Neelakantar (popularly known as Tiruneelakanta Nayanar or Tiruneelakanta Kuyavanar, to distinguish him from Tiruneelakanta Yazhpanar) was a potter (kuyavanar in Tamil), who was born in Chidambaram. He and his wife were staunch devotees of Lord Siva. Once, Neelakantar visited a prostitute, and this news reached his wife who ordered that he should never ever touch her. Neelakantar agreed, and life carried on as they entered old age. Through this, they behaved as husband and wife to the world outside, but lived like strangers at home. Ashutosha – an epithet of Lord Siva to indicate He who is easily pleased – decided to put an end to the troubles of His devotee, and taking the form of a Siva yogi, left his begging bowl with Neelakantar on the pretext that he was going to Kasi. When the yogi returned and asked for the bowl, it was not to be found (since the Lord made it disappear). When Neelakantar professed his innocence, the yogi asked him to swear by placing his hand on his wife’s head. Neelakantar could not do so due to the promise given to his wife, and at the cost of his public humiliation, explained the situation to all present. Finally, at the suggestion of the locals, he and his wife agreed to take a bath in the temple tank while holding on to the ends of a long stick. They did so, but when they emerged, they had regained all of the years, and came out looking young as they were before Neelakantar made his promise. Siva and Parvati appeared on the Rishabham, blessed them, and took them to Kailasam. This is therefore also the mukti sthalam of the Nayanar.

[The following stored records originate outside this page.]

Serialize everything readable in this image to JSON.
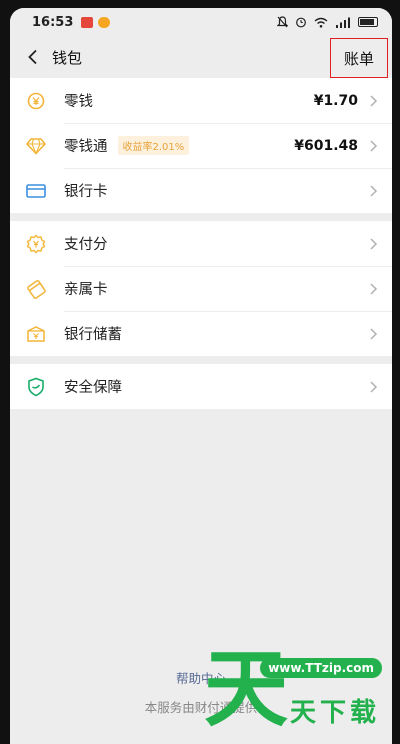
{
  "status_bar": {
    "time": "16:53"
  },
  "nav": {
    "title": "钱包",
    "bill_label": "账单"
  },
  "sections": [
    [
      {
        "label": "零钱",
        "value": "¥1.70",
        "icon": "yuan-coin-icon"
      },
      {
        "label": "零钱通",
        "badge": "收益率2.01%",
        "value": "¥601.48",
        "icon": "diamond-icon"
      },
      {
        "label": "银行卡",
        "icon": "bank-card-icon"
      }
    ],
    [
      {
        "label": "支付分",
        "icon": "pay-score-icon"
      },
      {
        "label": "亲属卡",
        "icon": "family-card-icon"
      },
      {
        "label": "银行储蓄",
        "icon": "savings-box-icon"
      }
    ],
    [
      {
        "label": "安全保障",
        "icon": "shield-icon"
      }
    ]
  ],
  "footer": {
    "help_link": "帮助中心",
    "service_text": "本服务由财付通提供"
  },
  "watermark": {
    "big_char": "天",
    "url": "www.TTzip.com",
    "text": "天下载"
  },
  "colors": {
    "accent_yellow": "#f2b53a",
    "accent_green": "#1aad6a",
    "card_blue": "#3b8ee0",
    "highlight_red": "#e02020"
  }
}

The day of Visakam nakshatram in the Tamil month of Thai (January-February) is the day of the saint’s Guru puja, and is regarded as the day the couple were made young again and ascended to Kailasam. The celebrations involve a re-enactment of a yogi giving his bowl to a young man, the holy dip by the old couple, and their blessing.

Tamil poet and saint Gopalakrishna Bharati wrote the Tiruneelakanta Nayanar Charitram on the life of the Nayanar. Visveswara Siva Desika – the 12th century spiritual Guru and minister of the Kakatiyas – once wrote that one should live like Sambandar in their childhood, Sundarar in their youth, and Tiruneelakanta Nayanar in old age.

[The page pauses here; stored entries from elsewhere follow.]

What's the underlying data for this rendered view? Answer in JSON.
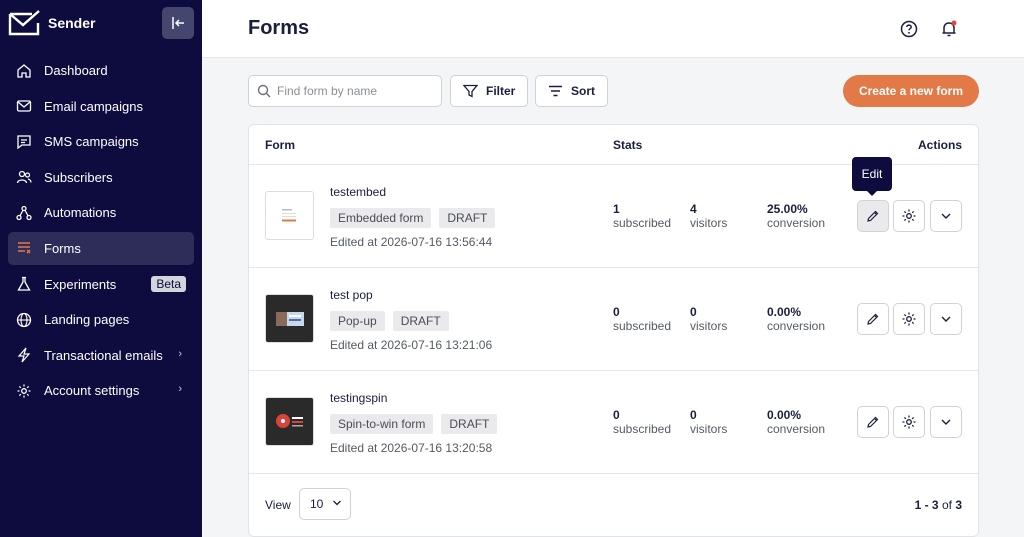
{
  "app": {
    "brand": "Sender"
  },
  "sidebar": {
    "items": [
      {
        "label": "Dashboard",
        "icon": "home-icon"
      },
      {
        "label": "Email campaigns",
        "icon": "mail-icon"
      },
      {
        "label": "SMS campaigns",
        "icon": "chat-icon"
      },
      {
        "label": "Subscribers",
        "icon": "users-icon"
      },
      {
        "label": "Automations",
        "icon": "automation-icon"
      },
      {
        "label": "Forms",
        "icon": "forms-icon",
        "active": true
      },
      {
        "label": "Experiments",
        "icon": "flask-icon",
        "badge": "Beta"
      },
      {
        "label": "Landing pages",
        "icon": "globe-icon"
      },
      {
        "label": "Transactional emails",
        "icon": "bolt-icon",
        "chevron": "›"
      },
      {
        "label": "Account settings",
        "icon": "gear-icon",
        "chevron": "›"
      }
    ]
  },
  "header": {
    "title": "Forms"
  },
  "toolbar": {
    "search_placeholder": "Find form by name",
    "filter_label": "Filter",
    "sort_label": "Sort",
    "create_label": "Create a new form"
  },
  "table": {
    "columns": {
      "form": "Form",
      "stats": "Stats",
      "actions": "Actions"
    },
    "rows": [
      {
        "name": "testembed",
        "type": "Embedded form",
        "status": "DRAFT",
        "edited": "Edited at 2026-07-16 13:56:44",
        "subscribed": "1",
        "subscribed_label": "subscribed",
        "visitors": "4",
        "visitors_label": "visitors",
        "conversion": "25.00%",
        "conversion_label": "conversion"
      },
      {
        "name": "test pop",
        "type": "Pop-up",
        "status": "DRAFT",
        "edited": "Edited at 2026-07-16 13:21:06",
        "subscribed": "0",
        "subscribed_label": "subscribed",
        "visitors": "0",
        "visitors_label": "visitors",
        "conversion": "0.00%",
        "conversion_label": "conversion"
      },
      {
        "name": "testingspin",
        "type": "Spin-to-win form",
        "status": "DRAFT",
        "edited": "Edited at 2026-07-16 13:20:58",
        "subscribed": "0",
        "subscribed_label": "subscribed",
        "visitors": "0",
        "visitors_label": "visitors",
        "conversion": "0.00%",
        "conversion_label": "conversion"
      }
    ]
  },
  "tooltip": {
    "edit": "Edit"
  },
  "footer": {
    "view_label": "View",
    "view_value": "10",
    "range": "1 - 3",
    "of": "of",
    "total": "3"
  },
  "colors": {
    "sidebar": "#0e0b3f",
    "accent": "#e27946"
  }
}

In Tamil, Ilamai means youth, and since the Lord made the aged couple young again, He is called Ilamaiyakkinaar (the one who made them young again), or Youvvaneswarar in Sanskrit! It is believed that couples who worship here will be blessed with marital harmony.

The original structural temple is Chola, from the time of Kulothunga Chola II (early and middle 12th century), but had gone to seed over the years. In the last two centuries, the Nagarathar community has taken up the maintenance of the temple, and so today, the entire temple has been renovated in the Nagarathar style.

Beyond the relatively recently built 5-tier raja gopuram, is an enclosure, and after this is the original temple structure with its high outer walls. The maha mandapam is at an elevation, featuring the dhwajasthambam, bali peetham and Nandi. Further on is the ardha mandapam, where there is another Nandi and Sage Vyaghrapada worshipping Siva directly. On the right is the Amman shrine, while straight ahead is the garbhagriham.

In the koshtam are Vinayakar, Dakshinamurti, Lingodhbhavar, Brahma and Durga. In the prakaram are Vinayakar, Siva as Ekambareswarar, Vishnu, Murugan with his consorts Valli and Deivanai, Mahalakshmi, Saraswati, Bhairavar, Suryan, Chandran and Chandikeswarar. There is a separate Navagraham shrine, as well as a shrine for Sage Vyaghrapada at the entrance to the maha mandapam. In the southern prakaram, there is a shrine for Kanampulla Nayanar and also for Tiruneelakanta Nayanar and his wife Rathinasalai. All round the outer wall of the garbhagriham, on the top part of the wall is a line of Siva’s bhuta ganas in various postures, excellently carved.

Other information for your visit

The temple is located just a few hundred meters west of the Thillai Natarajar temple.